Following the neoclassical thought, the idea of free will was questioned by the positivist school, which propounded the thought that crime finds explanation from human nature instead of free will. As such, the positivist school explained that people who have not been able to truly evolve to form part of the civilized state cause crimes, especially the serious crimes. In addition, physical and/or mental defects of individuals explain the propensity of these people to commit crimes. (Armstead & Johnson, 2007) Under this school of thought, criminal justice professionals play the role of guarding against the commission of crimes by considering human nature as the criteria for analyzing the commission of crimes, identifying preventive measures, and developing intervention programs.
Modern schools of thought have also emerged that promote professional paradigms such as technical rationality (Lee & Gailey, 2007) and reflective practice (Schon, 1987).
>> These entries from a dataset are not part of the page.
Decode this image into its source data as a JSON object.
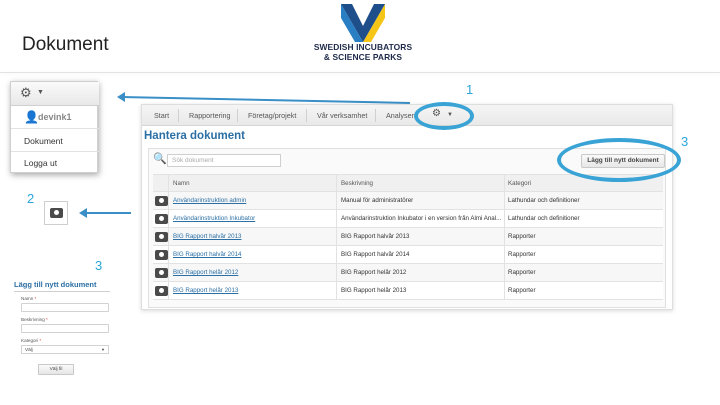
{
  "slide": {
    "title": "Dokument",
    "logo_line1": "SWEDISH INCUBATORS",
    "logo_line2": "& SCIENCE PARKS"
  },
  "callouts": [
    "1",
    "2",
    "3",
    "3"
  ],
  "gear_menu": {
    "gear_icon": "⚙",
    "caret": "▼",
    "user_icon": "👤",
    "username": "devink1",
    "items": [
      "Dokument",
      "Logga ut"
    ]
  },
  "app": {
    "nav": {
      "tabs": [
        "Start",
        "Rapportering",
        "Företag/projekt",
        "Vår verksamhet",
        "Analysera"
      ],
      "gear_icon": "⚙",
      "caret": "▼"
    },
    "heading": "Hantera dokument",
    "search": {
      "icon": "🔍",
      "placeholder": "Sök dokument"
    },
    "add_button": "Lägg till nytt dokument",
    "table": {
      "columns": [
        "Namn",
        "Beskrivning",
        "Kategori"
      ],
      "rows": [
        {
          "name": "Användarinstruktion admin",
          "description": "Manual för administratörer",
          "category": "Lathundar och definitioner"
        },
        {
          "name": "Användarinstruktion Inkubator",
          "description": "Användarinstruktion Inkubator i en version från Almi Anal...",
          "category": "Lathundar och definitioner"
        },
        {
          "name": "BIG Rapport halvår 2013",
          "description": "BIG Rapport halvår 2013",
          "category": "Rapporter"
        },
        {
          "name": "BIG Rapport halvår 2014",
          "description": "BIG Rapport halvår 2014",
          "category": "Rapporter"
        },
        {
          "name": "BIG Rapport helår 2012",
          "description": "BIG Rapport helår 2012",
          "category": "Rapporter"
        },
        {
          "name": "BIG Rapport helår 2013",
          "description": "BIG Rapport helår 2013",
          "category": "Rapporter"
        }
      ]
    }
  },
  "form": {
    "title": "Lägg till nytt dokument",
    "name_label": "Namn",
    "description_label": "Beskrivning",
    "category_label": "Kategori",
    "required_mark": "*",
    "category_value": "Välj",
    "submit": "Välj fil"
  },
  "colors": {
    "accent": "#2b6fa5",
    "callout": "#2aa6d8",
    "ellipse": "#3aa3d6",
    "logo_blue": "#2a7fc4",
    "logo_yellow": "#f5c518",
    "logo_navy": "#1e2a4a"
  }
}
Technical rationality emerged as an earlier paradigm because of the need to develop stability in the criminal justice system, thus the need for rules and routine actions. However, with the development of a more or less stable criminal justice system, reflective practice emerged as a new paradigm that guides criminal justice professionals in dealing with uncertainties and risks in the actual conduct of work.
The trends in the professionalization of the criminal justice profession has affected the work of professionals by providing a manner of understanding the rationale and importance of their roles in the criminal justice system together with room for rational decision-making in the field given uncertainties or risks.
Armstead, J. & Johnson, T. (2007). The theory of the American criminal justice system. Academy of Criminal Justice Sciences, 32(2), 8-10.
Lee, M. T. & Gailey, J. A. (2007). Who Is to Blame for Deviance in Organizations? The Role of Scholarly Worldviews. Sociology Compass, 1(2), 536–551.
Schön, D. (1987). Educating the reflective practitioner: Toward a new design for teaching and learning in the professions. San Francisco: Jossey-Bass.